Why 'Cosmo' Is Actually Important

Why 'Cosmo' Is Actually Important
In this magazine cover image released by Hearst, the summer 2012 issue of the new "Cosmopolitan for Latinas," is shown. The publication, a twice-yearly women's lifestyle magazine targeted at English-speaking Hispanic women, went on sale May 1. (AP Photo/Hearst)
In this magazine cover image released by Hearst, the summer 2012 issue of the new "Cosmopolitan for Latinas," is shown. The publication, a twice-yearly women's lifestyle magazine targeted at English-speaking Hispanic women, went on sale May 1. (AP Photo/Hearst)

Cosmo, as both a magazine and a worldwide brand, is full of contradictions. Most basically, it's a publication that became what it was thanks to Helen Gurley Brown, a powerful and sometimes revolutionary woman — and at the same time, its content can look neither empowering nor revolutionary. In the New York Times magazine this weekend, Edith Zimmerman highlighted these contradictions. She cites headlines like "Eeek! You’ll Die When You Read What These ‘Normal’ Guys Wanted Once Their Pants Hit the Floor” (from American Cosmo) and “Oops! My V Zone Is Strange!” (from the South Korean version, which underscore the mag's reputation as, in one of her friends' words, "trash." But then she quotes the editor of Cosmo Kazakhstan's message to her readers: "You are strong, you can control your life, you can earn as much as men do and you can have sex before marriage and not be condemned by society." It's messages like this that make Cosmo tough to dismiss.

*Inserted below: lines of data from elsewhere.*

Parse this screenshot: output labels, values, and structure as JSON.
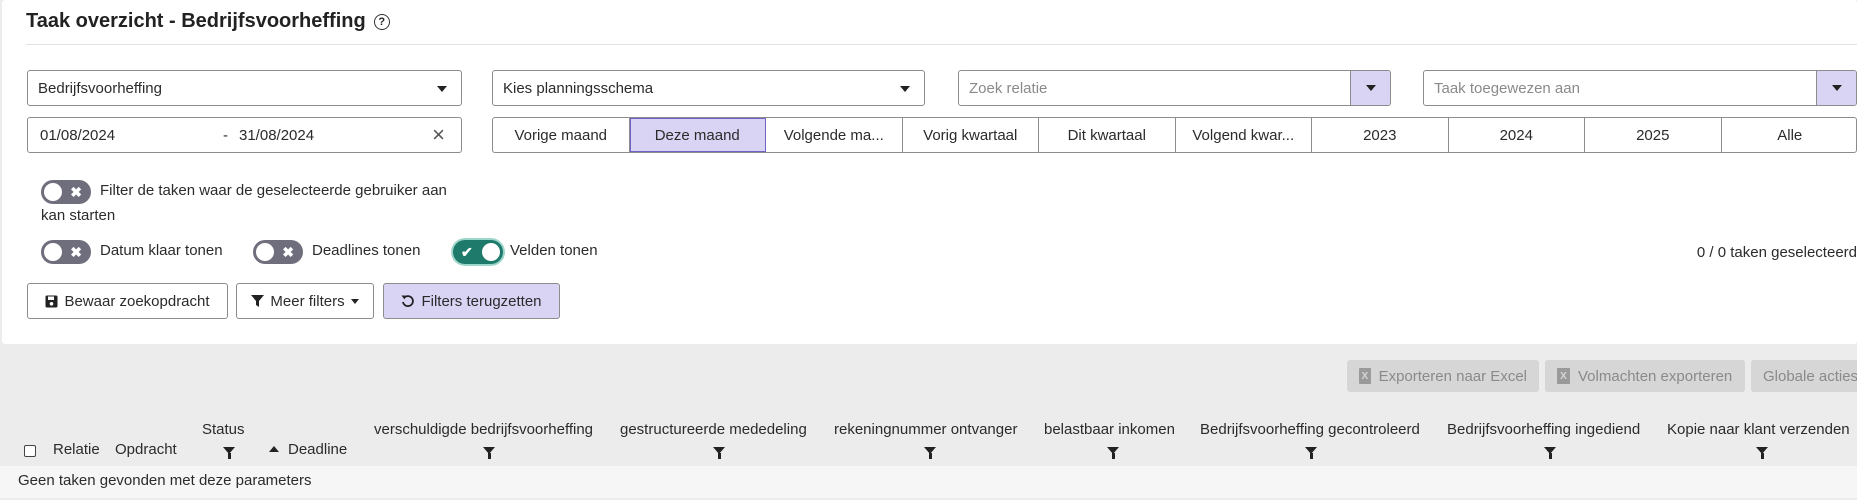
{
  "header": {
    "title": "Taak overzicht - Bedrijfsvoorheffing",
    "help_icon": "question-circle-icon"
  },
  "filters": {
    "task_type": {
      "value": "Bedrijfsvoorheffing"
    },
    "planning_schema": {
      "value": "Kies planningsschema"
    },
    "relation_search": {
      "placeholder": "Zoek relatie"
    },
    "assigned_to": {
      "placeholder": "Taak toegewezen aan"
    },
    "date_range": {
      "from": "01/08/2024",
      "separator": "-",
      "to": "31/08/2024",
      "clear_icon": "close-icon"
    },
    "periods": [
      {
        "label": "Vorige maand",
        "active": false
      },
      {
        "label": "Deze maand",
        "active": true
      },
      {
        "label": "Volgende ma...",
        "active": false
      },
      {
        "label": "Vorig kwartaal",
        "active": false
      },
      {
        "label": "Dit kwartaal",
        "active": false
      },
      {
        "label": "Volgend kwar...",
        "active": false
      },
      {
        "label": "2023",
        "active": false
      },
      {
        "label": "2024",
        "active": false
      },
      {
        "label": "2025",
        "active": false
      },
      {
        "label": "Alle",
        "active": false
      }
    ],
    "toggles": {
      "filter_startable": {
        "label_line1": "Filter de taken waar de geselecteerde gebruiker aan",
        "label_line2": "kan starten",
        "on": false
      },
      "show_done_date": {
        "label": "Datum klaar tonen",
        "on": false
      },
      "show_deadlines": {
        "label": "Deadlines tonen",
        "on": false
      },
      "show_fields": {
        "label": "Velden tonen",
        "on": true
      }
    },
    "selected_count": "0 / 0 taken geselecteerd",
    "actions": {
      "save_search": "Bewaar zoekopdracht",
      "more_filters": "Meer filters",
      "reset_filters": "Filters terugzetten"
    }
  },
  "toolbar": {
    "export_excel": "Exporteren naar Excel",
    "export_mandates": "Volmachten exporteren",
    "global_actions": "Globale acties"
  },
  "table": {
    "columns": {
      "relatie": "Relatie",
      "opdracht": "Opdracht",
      "status": "Status",
      "deadline": "Deadline",
      "verschuldigde": "verschuldigde bedrijfsvoorheffing",
      "mededeling": "gestructureerde mededeling",
      "rekeningnummer": "rekeningnummer ontvanger",
      "belastbaar": "belastbaar inkomen",
      "gecontroleerd": "Bedrijfsvoorheffing gecontroleerd",
      "ingediend": "Bedrijfsvoorheffing ingediend",
      "kopie": "Kopie naar klant verzenden"
    },
    "empty_message": "Geen taken gevonden met deze parameters"
  },
  "colors": {
    "accent": "#d9d4f4",
    "accent_border": "#6e63c6",
    "toggle_on": "#1e7a6a",
    "toggle_off": "#6e6e7c"
  }
}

That's what Gail Dines would like readers to do, though. In a Guardian response to Zimmerman's piece, Dines (who also wrote a polemic against pornography) argues that Cosmo is materialistic and obsessively focused on pleasing men, and that instead, women deserve "a bestselling magazine that devoted itself to giving women great orgasms on our own terms."